Salivary Expression of HIF-1 α in Oral Submucous Fibrosis
Background: Oral submucous fibrosis (OSMF), a chronic debilitating condition distinguished by juxtaepithelial fibrosis or extensive fibrosis of submucosa and reduced vascularity, results in compromised blood supply causing tissue hypoxia. This brings about the transcription of a set of genes associated with angiogenesis, breakdown of iron/glucose, cell division and cell stability. Hypoxia Inducible Factor-1α (HIF-1α) is the main biomarker intervening in this reaction. The aim of research was to measure the salivary levels of HIF-1α in OSMF patients and healthy controls.
Methods: This study included 60 participants (30 Oral submucous fibrosis cases and 30 healthy controls). The consecutive sampling technique was used for the recruitment of the study participants. The enzyme-linked immunosorbent assay (ELISA) was used to evaluate HIF-1α levels in saliva. In order to determine data normality, the Kolmogorov-Smirnov test was used. Independent t test was applied to compare salivary levels of HIF-1α between cases and controls and p-value of less than 0.05 was considered statistically significant.

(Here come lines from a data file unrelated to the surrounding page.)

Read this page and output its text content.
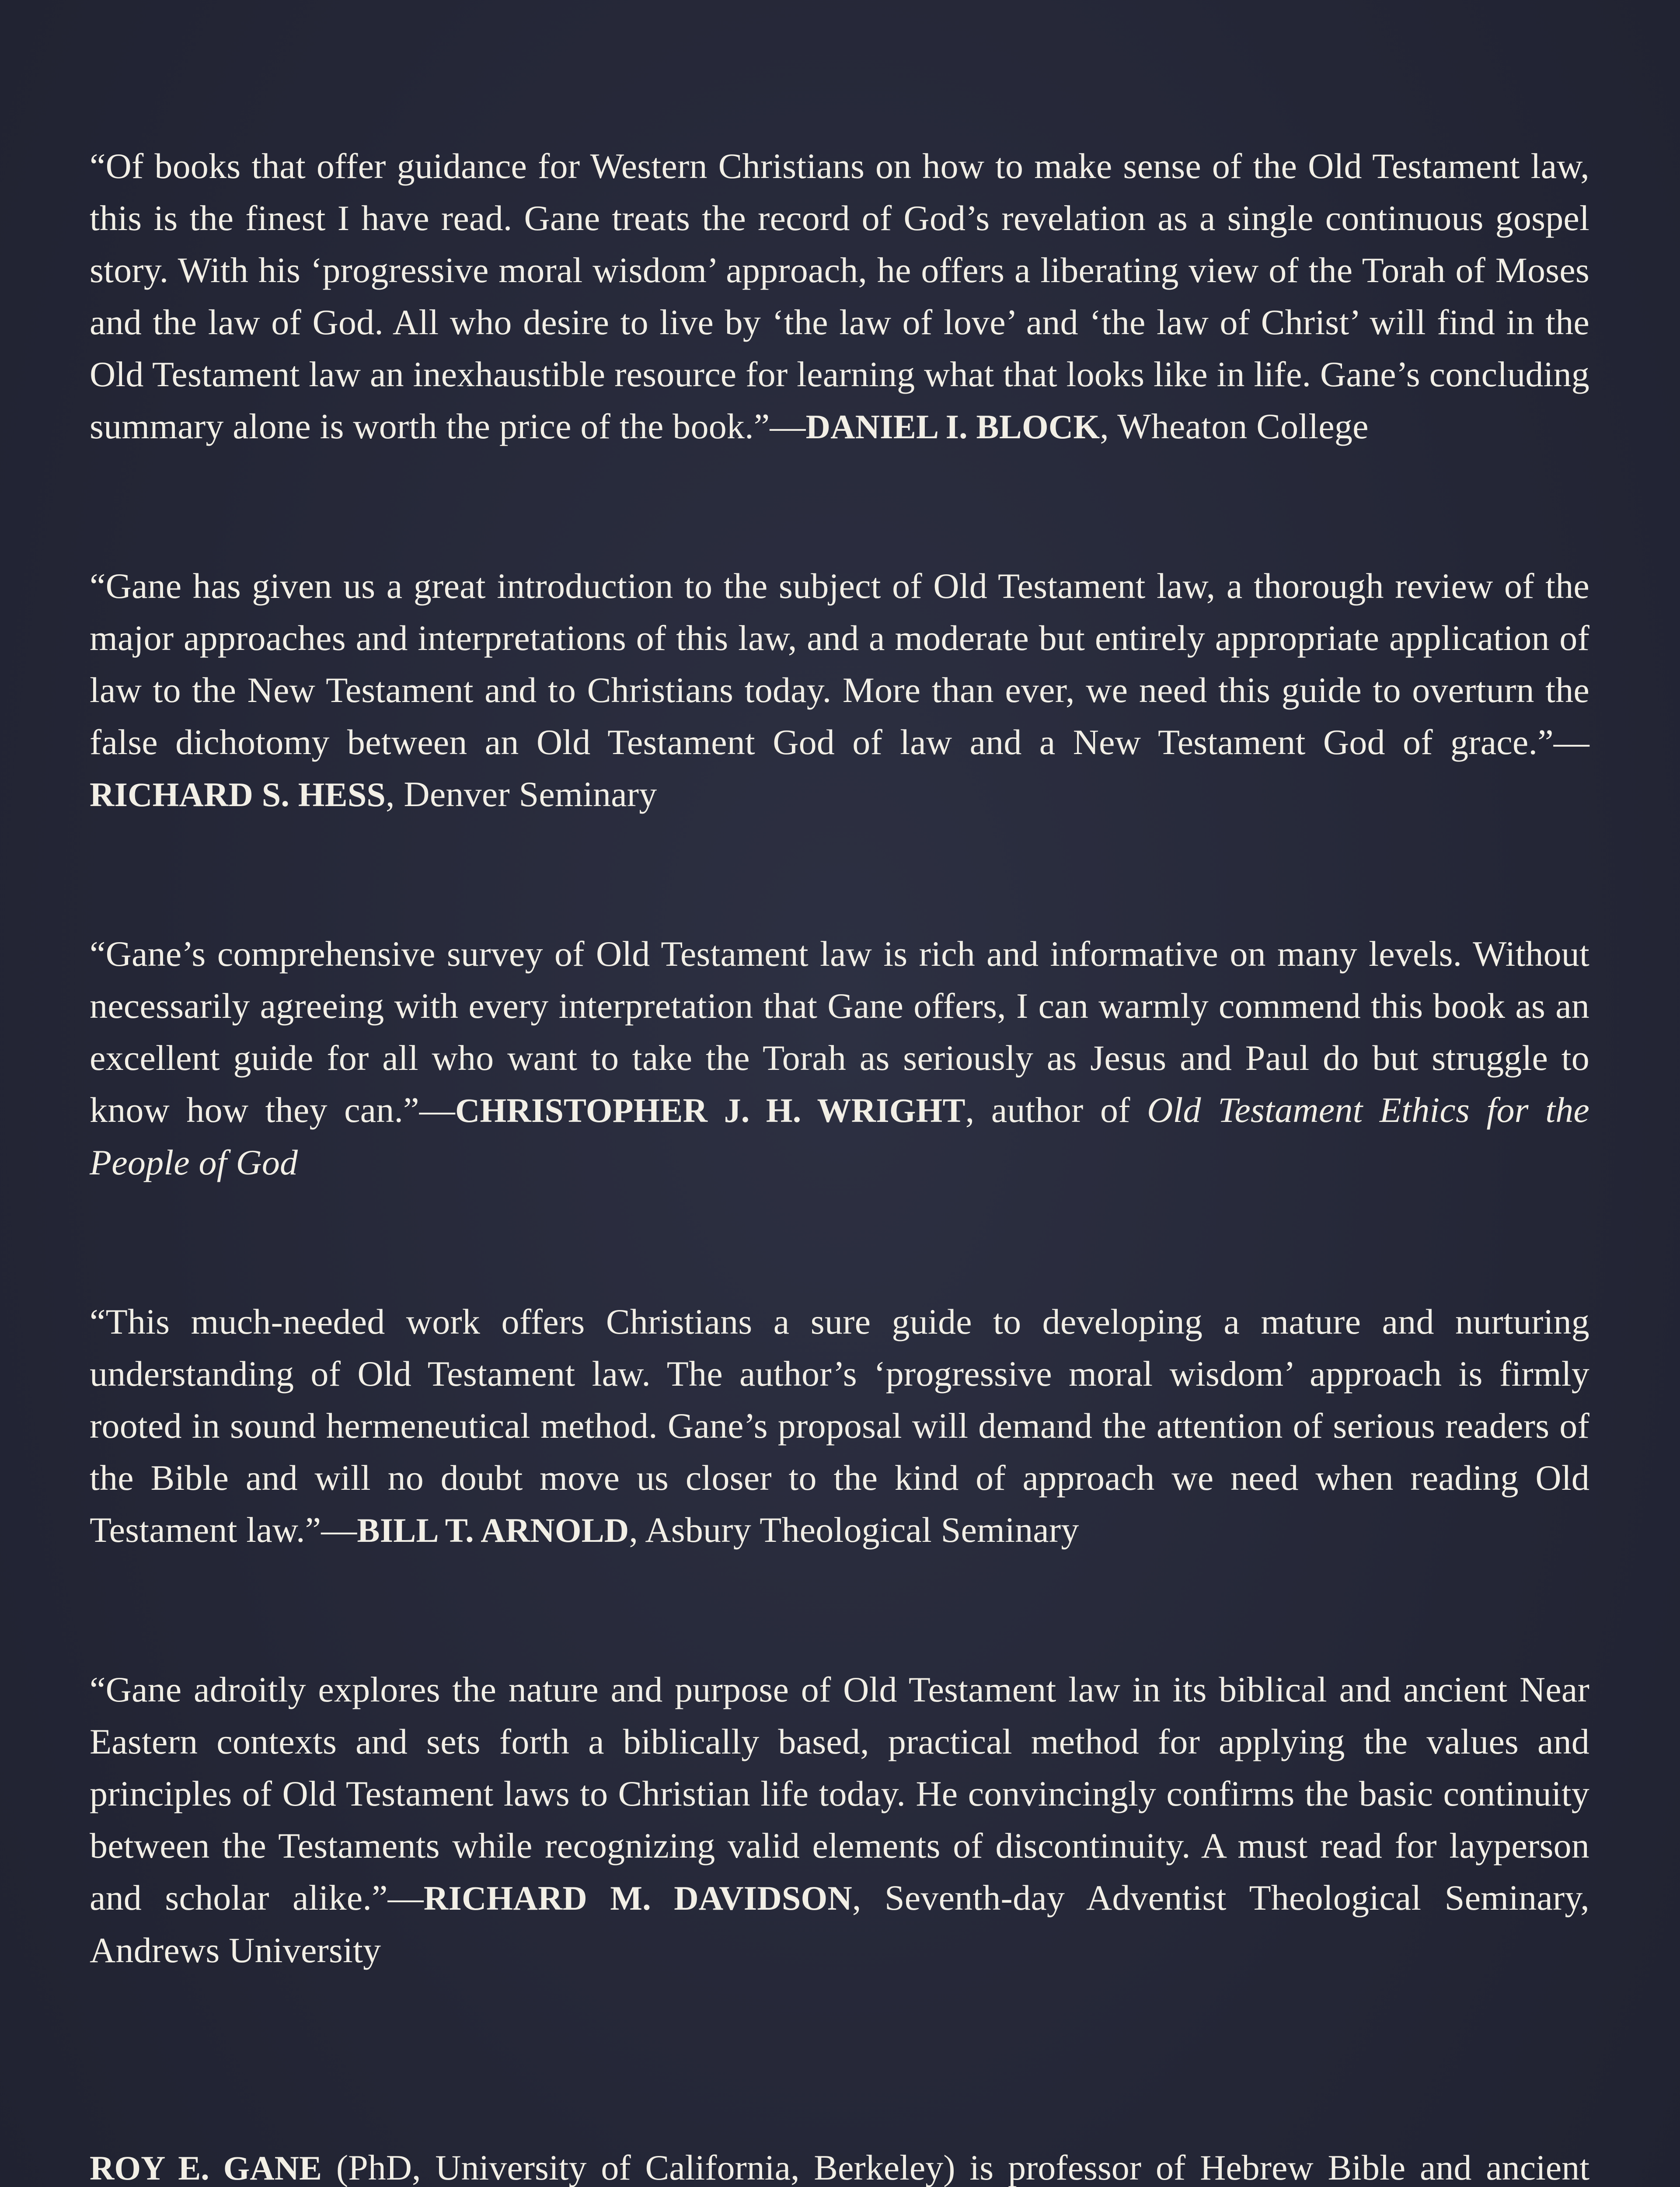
“Of books that offer guidance for Western Christians on how to make sense of the Old Testament law, this is the finest I have read. Gane treats the record of God’s revelation as a single continuous gospel story. With his ‘progressive moral wisdom’ approach, he offers a liberating view of the Torah of Moses and the law of God. All who desire to live by ‘the law of love’ and ‘the law of Christ’ will find in the Old Testament law an inexhaustible resource for learning what that looks like in life. Gane’s concluding summary alone is worth the price of the book.”—DANIEL I. BLOCK, Wheaton College

“Gane has given us a great introduction to the subject of Old Testament law, a thorough review of the major approaches and interpretations of this law, and a moderate but entirely appropriate application of law to the New Testament and to Christians today. More than ever, we need this guide to overturn the false dichotomy between an Old Testament God of law and a New Testament God of grace.”—RICHARD S. HESS, Denver Seminary

“Gane’s comprehensive survey of Old Testament law is rich and informative on many levels. Without necessarily agreeing with every interpretation that Gane offers, I can warmly commend this book as an excellent guide for all who want to take the Torah as seriously as Jesus and Paul do but struggle to know how they can.”—CHRISTOPHER J. H. WRIGHT, author of Old Testament Ethics for the People of God

“This much-needed work offers Christians a sure guide to developing a mature and nurturing understanding of Old Testament law. The author’s ‘progressive moral wisdom’ approach is firmly rooted in sound hermeneutical method. Gane’s proposal will demand the attention of serious readers of the Bible and will no doubt move us closer to the kind of approach we need when reading Old Testament law.”—BILL T. ARNOLD, Asbury Theological Seminary

“Gane adroitly explores the nature and purpose of Old Testament law in its biblical and ancient Near Eastern contexts and sets forth a biblically based, practical method for applying the values and principles of Old Testament laws to Christian life today. He convincingly confirms the basic continuity between the Testaments while recognizing valid elements of discontinuity. A must read for layperson and scholar alike.”—RICHARD M. DAVIDSON, Seventh-day Adventist Theological Seminary, Andrews University

ROY E. GANE (PhD, University of California, Berkeley) is professor of Hebrew Bible and ancient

Results: The mean salivary HIF-1α value for the oral submucous fibrosis group was 20.18±7.78, compared to healthy controls 13.62±8.86. A statistically significant difference was seen between levels of HIF-1α in the OSMF and control group (p=0.003). The mean mouth opening for cases was 22.94±9.51 mm and for controls 42.00±5.19 mm. There was no correlation among salivary levels of HIF-1α in both the case and control groups (-0.059, -0.030) respectively.
Conclusion: Higher levels of HIF-1α were seen in the OSMF group in comparison to healthy individuals suggesting that HIF-1α may play a role in malignant transformation of OSMF.
Keywords: Oral Submucous Fibrosis; Saliva; Hypoxia Inducible Factor-1α.